With the reception of ashes on our foreheads, signifying repentance, renewal and a commitment to a more robust followership of Christ, we begin the Holy Season of Lent. Through fasting, prayer and almsgiving, we shall ascend to the Holy Mountain of Easter when we shall celebrate the triumph of our Lord Jesus Christ over sin and death and renew our hope in the resurrection of the body. Lent shall run from Ash Wednesday until the evening mass of the Lord’s Supper on Holy Thursday, which then begins the Sacred Paschal Triduum.
The First Reading on this First Sunday of Lent recalls when and how our first ancestors were tempted to disobey God and how evil, as a direct consequence of their disobedience, entered the world which was good when God created it. The serpent, who represents Satan the Tempter, approached Eve and managed to convince her to eat of the Tree of Knowledge against Divine prohibition.
It is good to note that after Creation, the Creator had allowed man the liberty to eat of all the trees in the Garden except this one, and prior to their temptation, Adam and Eve had restrained themselves from eating of it. Notice, too, that the Tree of Knowledge became pleasant to their eyes and desirable to them only after the Devil had convinced them of the benefits of eating of it.
“The moment you eat of it, your eyes will be opened and you will be like gods who know what is good and evil.” Although their disobedience was facilitated by a “suggestion” to sin, their desire for knowledge that would make them be like God, their search for independence and self-sufficiency that would exclude any need for God in their lives, conferred on them full responsibility for their disobedience. Temptation is never a compulsion, it is always a subtle suggestion to sin, an over-amplification of the perceived benefits of making a particular choice. However, the prerogative of choice-making is always ours, and this is why citing the severity of one’s temptation can never remove culpability. The immediate and unintended consequence of Original Sin was that Adam and Eve realized that they were “naked,” a symbolic representation of a felt absence of God in their lives, and they made coverings out of fig leaves for themselves. Thus, through one man, Adam, sin entered the world, and through sin, death. Through the transgression of Adam, judgment and condemnation reigned on Earth. Similarly, through the obedience of Jesus Christ, grace and justification has been made abundant for all who believe.What our first parents could not resist in the old dispensation, Jesus was able to triumph over in the Gospel passage for the First Sunday of Lent. Matthew recounts that in preparation for His eventual transition from His private life to His public ministry, Jesus was led by the Spirit into the wilderness where he fasted for forty days and nights. This evokes the memory of the forty years Israel wandered in the desert before entering the promised land, and the forty days and nights spent in fasting by Moses on Mount Sinai after which he brought with him the decalogue. The Devil tempted Jesus with selfish pleasure (lust of the flesh), sensationalism (greed), and vainglory (pride), and Jesus quoted the Scriptures (specifically Deuteronomy Chapters 6, 7 and 8) to defeat temptation and to show His willingness, as the Son of God, to rely on God alone for nourishment, protection and safety.
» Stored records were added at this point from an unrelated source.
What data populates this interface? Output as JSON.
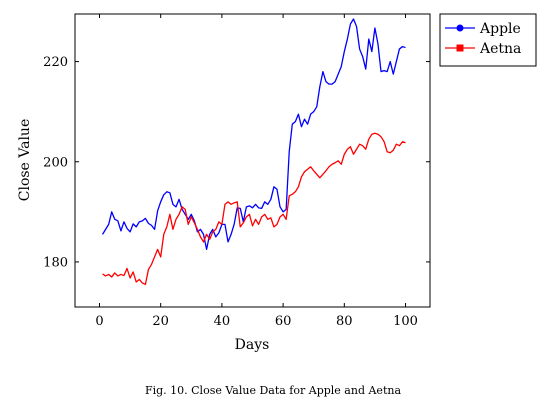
{
  "chart_data": {
    "type": "line",
    "title": "",
    "xlabel": "Days",
    "ylabel": "Close Value",
    "xlim": [
      -8,
      108
    ],
    "ylim": [
      171,
      229.5
    ],
    "xticks": [
      0,
      20,
      40,
      60,
      80,
      100
    ],
    "yticks": [
      180,
      200,
      220
    ],
    "grid": false,
    "legend_position": "outside-top-right",
    "series": [
      {
        "name": "Apple",
        "color": "#0000ff",
        "marker": "circle",
        "x": [
          1,
          2,
          3,
          4,
          5,
          6,
          7,
          8,
          9,
          10,
          11,
          12,
          13,
          14,
          15,
          16,
          17,
          18,
          19,
          20,
          21,
          22,
          23,
          24,
          25,
          26,
          27,
          28,
          29,
          30,
          31,
          32,
          33,
          34,
          35,
          36,
          37,
          38,
          39,
          40,
          41,
          42,
          43,
          44,
          45,
          46,
          47,
          48,
          49,
          50,
          51,
          52,
          53,
          54,
          55,
          56,
          57,
          58,
          59,
          60,
          61,
          62,
          63,
          64,
          65,
          66,
          67,
          68,
          69,
          70,
          71,
          72,
          73,
          74,
          75,
          76,
          77,
          78,
          79,
          80,
          81,
          82,
          83,
          84,
          85,
          86,
          87,
          88,
          89,
          90,
          91,
          92,
          93,
          94,
          95,
          96,
          97,
          98,
          99,
          100
        ],
        "y": [
          185.5,
          186.5,
          187.5,
          190,
          188.5,
          188.2,
          186.2,
          188,
          186.7,
          186,
          187.6,
          187,
          188,
          188.2,
          188.7,
          187.7,
          187.3,
          186.5,
          190.2,
          192,
          193.4,
          194,
          193.8,
          191.5,
          191,
          192.5,
          190.5,
          189.5,
          188.5,
          189.5,
          188.2,
          186,
          186.5,
          185.5,
          182.5,
          185.5,
          186.5,
          185,
          185.8,
          187.5,
          187.5,
          184,
          185.5,
          187.5,
          190.8,
          190.7,
          188,
          191,
          191.2,
          190.8,
          191.5,
          190.8,
          190.7,
          192,
          191.5,
          192.5,
          195,
          194.5,
          191,
          190,
          190.5,
          202,
          207.5,
          208,
          209.5,
          207,
          208.5,
          207.5,
          209.5,
          210,
          211,
          215,
          218,
          216,
          215.5,
          215.5,
          216,
          217.5,
          219,
          222,
          224.5,
          227.5,
          228.5,
          227,
          222.5,
          221,
          218.5,
          224.5,
          222,
          226.7,
          223.5,
          218,
          218.2,
          218,
          220,
          217.5,
          220,
          222.5,
          223,
          222.8
        ]
      },
      {
        "name": "Aetna",
        "color": "#ff0000",
        "marker": "square",
        "x": [
          1,
          2,
          3,
          4,
          5,
          6,
          7,
          8,
          9,
          10,
          11,
          12,
          13,
          14,
          15,
          16,
          17,
          18,
          19,
          20,
          21,
          22,
          23,
          24,
          25,
          26,
          27,
          28,
          29,
          30,
          31,
          32,
          33,
          34,
          35,
          36,
          37,
          38,
          39,
          40,
          41,
          42,
          43,
          44,
          45,
          46,
          47,
          48,
          49,
          50,
          51,
          52,
          53,
          54,
          55,
          56,
          57,
          58,
          59,
          60,
          61,
          62,
          63,
          64,
          65,
          66,
          67,
          68,
          69,
          70,
          71,
          72,
          73,
          74,
          75,
          76,
          77,
          78,
          79,
          80,
          81,
          82,
          83,
          84,
          85,
          86,
          87,
          88,
          89,
          90,
          91,
          92,
          93,
          94,
          95,
          96,
          97,
          98,
          99,
          100
        ],
        "y": [
          177.6,
          177.2,
          177.5,
          177,
          177.8,
          177.2,
          177.5,
          177.3,
          178.7,
          176.8,
          178,
          176,
          176.5,
          175.8,
          175.5,
          178.5,
          179.5,
          181,
          182.5,
          181,
          185.5,
          187,
          189.5,
          186.5,
          188.5,
          189.5,
          191,
          190.5,
          187.5,
          189,
          187.8,
          186.5,
          185,
          184,
          185.5,
          184.5,
          186,
          186.5,
          188,
          187.5,
          191.5,
          192,
          191.5,
          191.8,
          192,
          187,
          187.8,
          189,
          189.5,
          187.2,
          188.5,
          187.5,
          189,
          189.5,
          188.5,
          188.8,
          187,
          187.5,
          189,
          189.5,
          188.5,
          193.2,
          193.5,
          194,
          195,
          197,
          198,
          198.5,
          199,
          198.2,
          197.5,
          196.8,
          197.5,
          198.2,
          199,
          199.5,
          199.8,
          200.2,
          199.5,
          201.5,
          202.5,
          203,
          201.5,
          202.5,
          203.5,
          203.2,
          202.5,
          204.5,
          205.5,
          205.7,
          205.5,
          205,
          204,
          202,
          201.8,
          202.3,
          203.5,
          203.2,
          204,
          203.8
        ]
      }
    ]
  },
  "caption": "Fig. 10.  Close Value Data for Apple and Aetna"
}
Through fasting, prayer and almsgiving every Christian, like Christ, is invited to overcome the threefold concupiscence. Fasting mortifies lust of the flesh or desire for physical pleasure, almsgiving mortifies our greed or avarice, and prayer mortifies pride (the reason for the first fall) by acknowledging our dependence on God for everything.
May we be aided to be faithful to our Lenten observances and so mortify effectively the threefold concupiscence frequently used by the Devil to ensnare us.
Please be kind and may God bless you.